Thursday, July 31, 2014
My wife is a special woman, even by Vietnamese standards. She's urban, but she does not care what people think of her. She does not want expensive handbags or flowers or jewels. When she receives gifts, she gets mad because of the expense, or because it has a minute, acceptable flaw, or it's not the one she wants, or she accepts it but gives it away to friends. When we first met, I was temping and was in a bad way with money. She knew that, but she stuck with me anyway. We've been doing better and better, and she's still sticking with me. It's amazing.
But she's scanning hundreds of pictures and updates of people with $5,000 purses and yachts and vacations and houses and babies, babies, babies (hey facebook "friends," why do you have to take pictures and videos of your baby lying all alone as if it were your dinner on a plate? Why don't you show us the crying and tantrums so we know what to expect?". We'll laugh about the $5,000 purses together, but she does enough scanning in a day that slowly, subliminally, she gets depressed. And then she lashes out at me for about five minutes and then is fine. Until her next scanning session. So facebook does not make her happy, it makes her sad and she has to recover it. For that, I hate facebook on a personal level.
Wednesday, July 30, 2014
Tuesday, July 29, 2014
Monday, July 28, 2014
This may bite the hand of my main demographic, but it has to be said. I'm sure the husbands will agree with me. There is entirely too much facebooking going on.
Before ratting out facebook, it should be noted that facebook is used in a variety of ways. Personally, I use it mainly to post cartoons. Otherwise, I spend time (arguably too much) scanning articles from liked pages like I Fucking Love Science and some friends/family with excellent posting etiquette. As you can see, I don't add friends or use facebook socially.
Other uses of facebook are under scrutiny by psychologists (too lazy to site, too easy to google). To sum up a bit, people mainly post or scan. Facebook seems to have a postive effect on active posters, though it enables their narcissism. People with low self esteem will post depressing news or vaguebook for soothing comments, and they will get more depressed by the negative feedback they deservedly get. Meanwhile, those who spend most of their time scanning their news feed will get unhappier, anxious, bored, and jealous.
So the narcissists are posting juicy snippets from their lives which causes envy from the passive scanners. Compulsive people get more compulsive, depressed people get more alienated, addictive people get addicted.
And the husbands are living with sonambulists. Guys, say it with me: "put down the damn phone before I throw it out the window!"

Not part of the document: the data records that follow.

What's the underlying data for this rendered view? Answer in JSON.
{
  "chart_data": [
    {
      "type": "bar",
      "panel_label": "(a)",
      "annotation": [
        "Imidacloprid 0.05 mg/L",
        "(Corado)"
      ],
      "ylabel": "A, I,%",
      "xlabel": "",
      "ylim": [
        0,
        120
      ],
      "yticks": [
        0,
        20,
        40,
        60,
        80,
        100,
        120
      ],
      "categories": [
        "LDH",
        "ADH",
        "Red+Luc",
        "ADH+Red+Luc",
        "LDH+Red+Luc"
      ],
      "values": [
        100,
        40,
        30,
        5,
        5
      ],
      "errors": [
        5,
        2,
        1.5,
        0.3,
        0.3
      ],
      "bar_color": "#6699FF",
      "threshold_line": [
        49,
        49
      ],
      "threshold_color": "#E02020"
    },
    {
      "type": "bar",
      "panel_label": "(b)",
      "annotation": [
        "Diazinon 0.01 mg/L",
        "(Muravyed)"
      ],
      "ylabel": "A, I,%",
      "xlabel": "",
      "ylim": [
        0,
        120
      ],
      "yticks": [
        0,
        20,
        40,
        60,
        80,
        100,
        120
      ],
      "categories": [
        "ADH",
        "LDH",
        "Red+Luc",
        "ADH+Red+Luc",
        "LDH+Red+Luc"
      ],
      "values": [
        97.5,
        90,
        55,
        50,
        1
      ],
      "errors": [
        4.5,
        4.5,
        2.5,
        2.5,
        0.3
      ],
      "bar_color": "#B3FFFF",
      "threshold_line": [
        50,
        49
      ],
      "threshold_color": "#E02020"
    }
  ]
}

update: for those wary of foreign foods, banh rieu is a soup with lumps of crabmeat, plain rice noodles and a clear/reddish B.O. flavored broth severely lacking in salt but brimming with either cilantro or an unspeakably awful Vietnamese herb. I'm vouching that many Westerners can't eat it, and I severely doubt that any Westerner would knowingly order it or crave it like the Vietnamese. Let me know if I'm wrong!
Saturday, July 26, 2014
I was pretty shocked when Kurt Vonnegut wrote himself into his book "Breakfast for Champions." He met with his character and said something to the effect of "Sorry things haven't been going well for you, but they are about to get much, much better." If only we had that sort of assurances in real life. I'm amazed my character can still hang in there.
Thursday, July 24, 2014
This is a much abused phrase. We Westerners use this when a loved one at a restaurant gets up suddenly and starts throwing knives at random patrons: "WHAT'S WRONG WITH YOU???" The wife uses this to counter such mundane phrases as "honey, I can't find the scallions" to "honey, I've got a headache" and "wow, what a beautiful day!" It stings a bit, though she has no idea why--to her, it's a perfectly acceptable phrase, manic inflection and all.
Sunday, July 20, 2014
Today we did this again. "You never take me anywhere!" "So let's go." "We have no money!" I mentioned that even families who make less than us and have four kids manage to go to Disney World. She said they get lots of tax write-offs.
Thursday, July 3, 2014
This is how she cooks every time, and the vast majority of the time it's fantastic. The rest of the time it's a totally new invention, like cake cookies or banh xeo soup, and once or twice she accidentally cooked a living blob creature that chased us around the house.